Il caso è certamente iniziato con le dimissioni dell’ex commissario, poi reggente regionale della CISL FP, Luca Talevi, il quale ha indicato come suo successore Marcello Romeggini, subentrato nell’incarico lo scorso 17 novembre, proponendo fin da subito una linea sindacale e una segreteria provvisoria che non sono state condivise dai rappresentanti sindacali e dagli iscritti del Comune di Terni, i quali esprimevano con una nota inviata alla Segreteria nazionale della CISL FP fortissime perplessità sulla adeguatezza della squadra, lamentando al tempo stesso una ben misera rappresentanza dell’area del ternano.
Gli iscritti della CISL FP del Comune di Terni avevano perfino chiesto con una petizione un
rappresentante nella segreteria provvisoria, organo che in poco più di un anno dovrebbe portare la sigla sindacale al congresso regionale che nominerà la prossima segreteria post commissariamento.
Perplessità analoghe a quelle pronunciate dai rappresentanti del Comune di Terni erano state riportate in sede di Consiglio Generale regionale anche dal rappresentante dell’AFOR, seppure in forma più mitigata.
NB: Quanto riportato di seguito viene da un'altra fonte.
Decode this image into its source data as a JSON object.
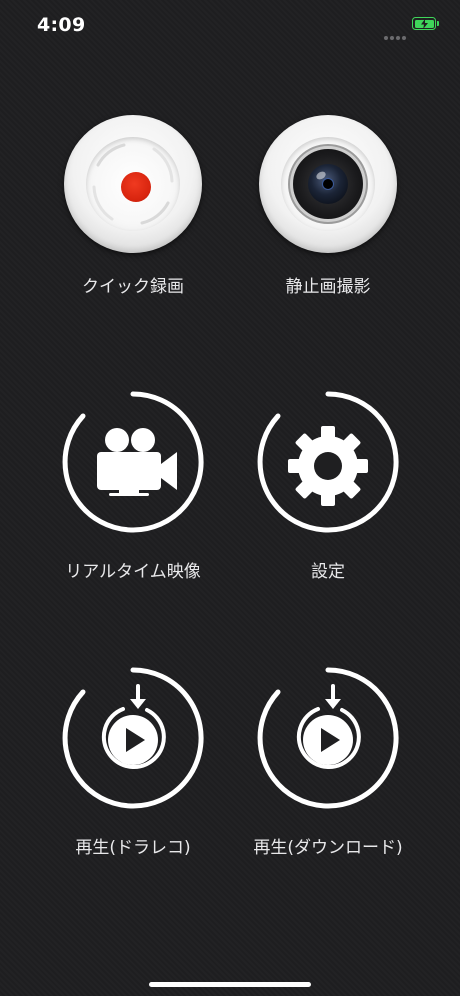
{
  "status_bar": {
    "time": "4:09"
  },
  "menu": [
    {
      "id": "quick-record",
      "label": "クイック録画",
      "icon": "record-button-icon"
    },
    {
      "id": "still-photo",
      "label": "静止画撮影",
      "icon": "camera-lens-icon"
    },
    {
      "id": "realtime-video",
      "label": "リアルタイム映像",
      "icon": "video-camera-icon"
    },
    {
      "id": "settings",
      "label": "設定",
      "icon": "gear-icon"
    },
    {
      "id": "play-dashcam",
      "label": "再生(ドラレコ)",
      "icon": "playback-download-icon"
    },
    {
      "id": "play-download",
      "label": "再生(ダウンロード)",
      "icon": "playback-download-icon"
    }
  ],
  "colors": {
    "background": "#1f1f21",
    "icon_white": "#ffffff",
    "record_red": "#d8250f",
    "battery_green": "#3fd65a"
  }
}
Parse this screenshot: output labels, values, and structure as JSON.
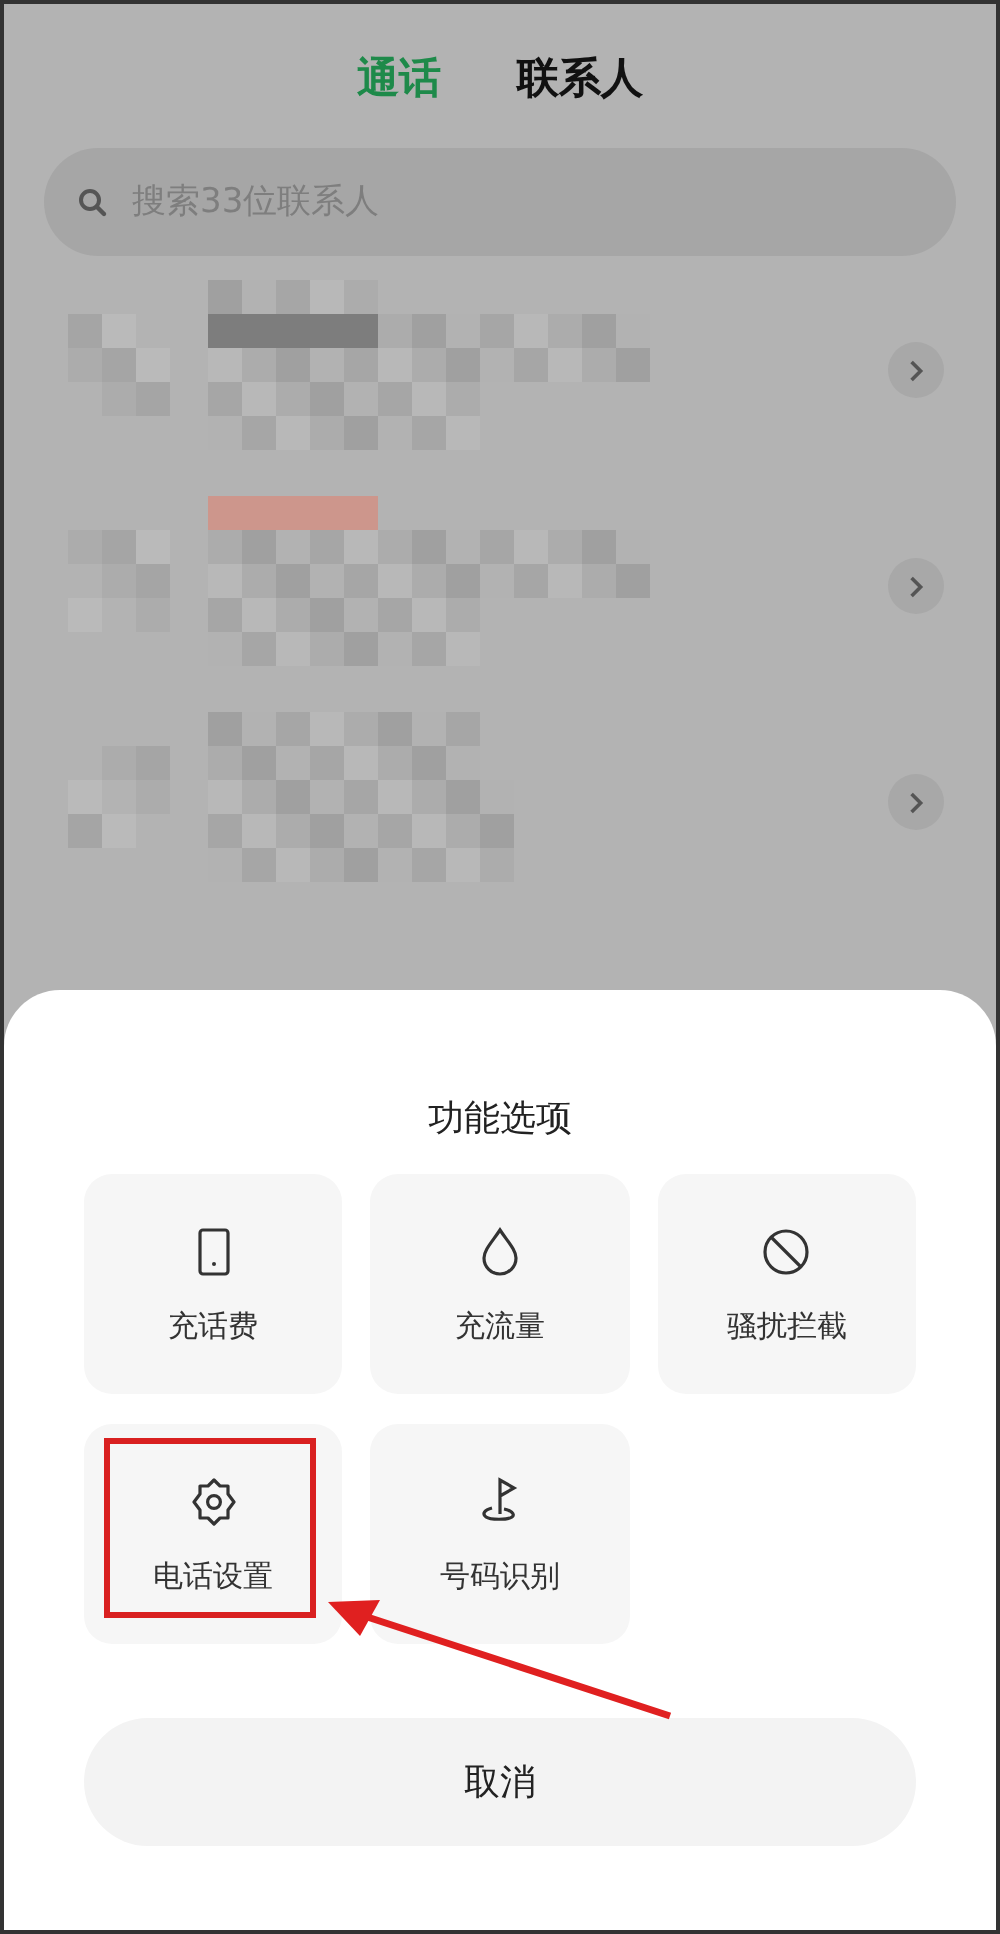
{
  "tabs": [
    {
      "label": "通话",
      "selected": true
    },
    {
      "label": "联系人",
      "selected": false
    }
  ],
  "search": {
    "placeholder": "搜索33位联系人"
  },
  "contacts": [
    {
      "kind": "pixelated"
    },
    {
      "kind": "pixelated"
    },
    {
      "kind": "pixelated"
    }
  ],
  "sheet": {
    "title": "功能选项",
    "items": [
      {
        "label": "充话费",
        "kind": "phone",
        "highlighted": false
      },
      {
        "label": "充流量",
        "kind": "drop",
        "highlighted": false
      },
      {
        "label": "骚扰拦截",
        "kind": "block",
        "highlighted": false
      },
      {
        "label": "电话设置",
        "kind": "gear",
        "highlighted": true
      },
      {
        "label": "号码识别",
        "kind": "flag",
        "highlighted": false
      }
    ],
    "cancel": "取消"
  }
}
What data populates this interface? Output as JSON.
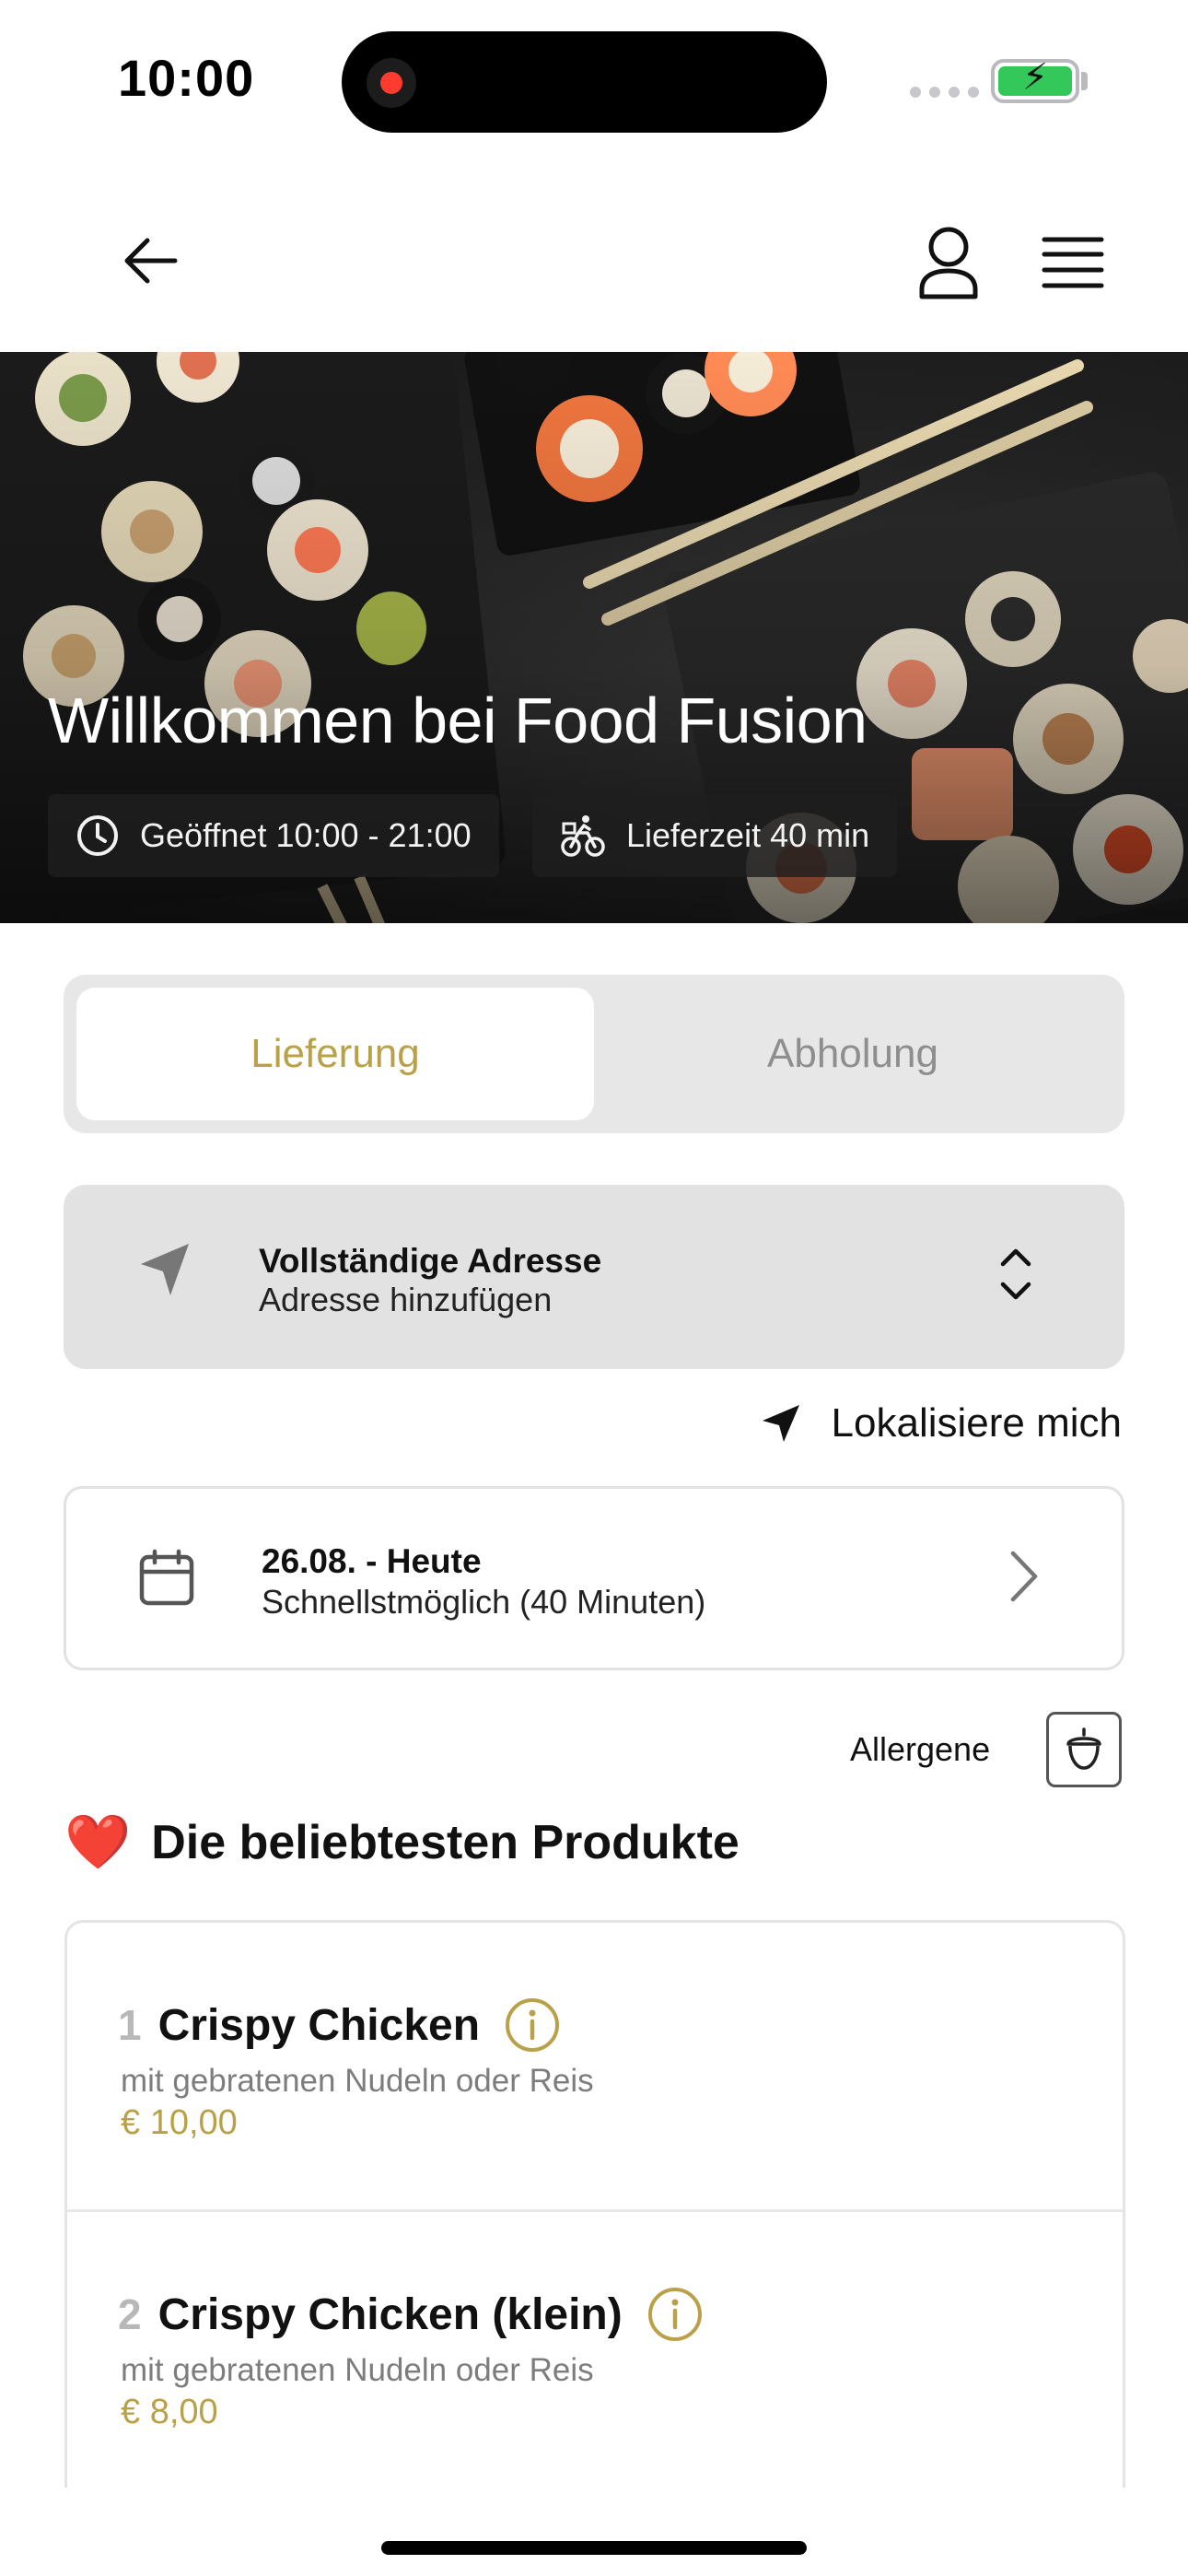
{
  "status_bar": {
    "time": "10:00"
  },
  "icons": {
    "back": "arrow-left-icon",
    "profile": "user-icon",
    "menu": "hamburger-menu-icon",
    "clock": "clock-icon",
    "delivery": "bicycle-courier-icon",
    "location": "navigation-arrow-icon",
    "chevrons": "chevron-up-down-icon",
    "calendar": "calendar-icon",
    "chevron_right": "chevron-right-icon",
    "allergen": "acorn-icon",
    "info": "info-circle-icon"
  },
  "hero": {
    "title": "Willkommen bei Food Fusion",
    "opening_hours": "Geöffnet 10:00 - 21:00",
    "delivery_time": "Lieferzeit 40 min"
  },
  "mode_tabs": [
    {
      "label": "Lieferung",
      "active": true
    },
    {
      "label": "Abholung",
      "active": false
    }
  ],
  "address": {
    "title": "Vollständige Adresse",
    "subtitle": "Adresse hinzufügen",
    "locate_label": "Lokalisiere mich"
  },
  "schedule": {
    "date": "26.08. - Heute",
    "time": "Schnellstmöglich (40 Minuten)"
  },
  "allergen_label": "Allergene",
  "section": {
    "emoji": "❤️",
    "title": "Die beliebtesten Produkte"
  },
  "products": [
    {
      "number": "1",
      "name": "Crispy Chicken",
      "description": "mit gebratenen Nudeln oder Reis",
      "price": "€ 10,00"
    },
    {
      "number": "2",
      "name": "Crispy Chicken (klein)",
      "description": "mit gebratenen Nudeln oder Reis",
      "price": "€ 8,00"
    }
  ],
  "colors": {
    "accent": "#b9a14a",
    "battery": "#34c759"
  }
}
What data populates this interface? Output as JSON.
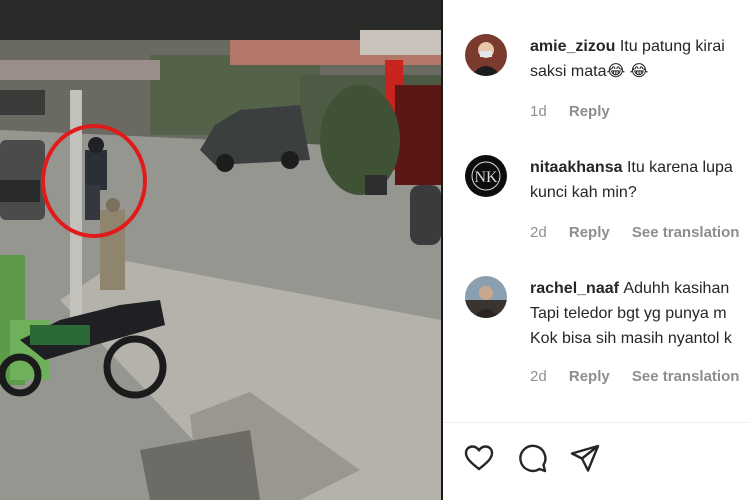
{
  "comments": [
    {
      "username": "amie_zizou",
      "lines": [
        "Itu patung kirai",
        "saksi mata😂 😂"
      ],
      "time": "1d",
      "reply": "Reply",
      "translate": ""
    },
    {
      "username": "nitaakhansa",
      "lines": [
        "Itu karena lupa",
        "kunci kah min?"
      ],
      "time": "2d",
      "reply": "Reply",
      "translate": "See translation"
    },
    {
      "username": "rachel_naaf",
      "lines": [
        "Aduhh kasihan",
        "Tapi teledor bgt yg punya m",
        "Kok bisa sih masih nyantol k"
      ],
      "time": "2d",
      "reply": "Reply",
      "translate": "See translation"
    }
  ],
  "actions": {
    "icons": [
      "heart-icon",
      "comment-icon",
      "share-icon"
    ]
  },
  "video": {
    "highlight_color": "#e01b1b"
  }
}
Il consueto approccio accentratore e decisionista del capoluogo di regione si è riproposto anche in
questo particolare contesto sindacale, ma questa volta gli attori ternani non hanno piegato il capo, anzi, hanno rassegnato dimissioni irrevocabili dal sindacato CISL.
I dimissionari sono Agata Amitrano, RSU del Comune di Terni e membro del Consiglio Generale CISL FP Umbria e il sottoscritto Danilo Stentella, dirigente sindacale, membro del Consiglio Generale e del Comitato Esecutivo della CISL FP Umbria. Insieme alla collega Amitrano abbiamo provato in ogni modo a comporre le posizioni autocratiche del vecchio e nuovo reggente, evidenziando la necessità di rispettare il territorio di Terni e Orvieto, anche per la consistenza numerica degli iscritti, che secondo un calcolo ponderata sulla base dei lavoratori nel pubblico impiego avrebbero addirittura un peso maggiore della provincia di Perugia.
Alle motivazioni sopra riportate se ne aggiungono altre mie, particolarissime, di dissenso totale verso la linea del sindacato nei confronti delle politiche sanitarie, assolutamente inefficaci al fine di arrestare il processo di progressiva privatizzazione in corso da oltre un decennio. La goccia che ha fatto traboccare il vaso è stata versata durante l’ultima riunione dell’esecutivo, tenutasi il giorno 15 dicembre scorso presso il Chocotel di Perugia (tra l’altro non si capisce perché la riunione di un gruppo così ristretto non si possa tenere presso la vicinissima sede regionale della CISL, risparmiando soldi degli iscritti), durante la quale un membro qualificato dell’esecutivo, anche perché dipendente ospedaliero, avventurandosi in un ragionamento sulla sanità regionale si è detto favorevole alla chiusura del reparto di chirurgia cardiologica presso l’ospedale di Terni, definendolo un atto dovuto in quanto si tratterebbe di un inutile doppione e spreco di denaro. Per inciso quel reparto è indispensabile anche per prossimità territoriale, perché, ad esempio, se avessimo dovuto trasportare a Perugia quell’uomo di poco più di 50 anni che nei giorni scorsi ha avuto una resezione dell’aorta addominale quell’uomo sarebbe morto.
In quella ultima, per noi, riunione, ho detto schiettamente ai miei colleghi e alla nuova segreteria che ci siamo ridotti come quei nativi americani dopo che i coloni sterminatori avevano rubato loro
tutte le terre e li avevano rinchiusi nelle riserve, ci riuniamo per discutere quante casse di whisky chiederemo con fermezza, sperando ogni giorno che non ci mandino coperte contaminate con il vaiolo, perché non esprimiamo da tantissimo tempo una proposta, ad esempio di ritorno a un sistema sanitario nazionale, ma ci arrovelliamo seguendo i vari governi nelle loro politiche di privatizzazione selvaggia, come avevamo fatto con le scellerate leggi sul precariato o sulla modifica in peius dell’articolo 18 dello Statuto dei Lavoratori.
Pertanto, se questa è diventata la CISL, purtroppo, dopo venti anni di attività sindacale traiamo la conclusione che non abbiamo più nulla da condividere con questa sigla e che sarebbe inutile e un inutile spreco di denaro degli iscritti continuare nella nostra attività, che non può essere una mera presenza passiva o un atto di vassallaggio agli organi imposti dall’alto. Ci sono tante altre cose più utili da fare nella vita che fingere di fare sindacato.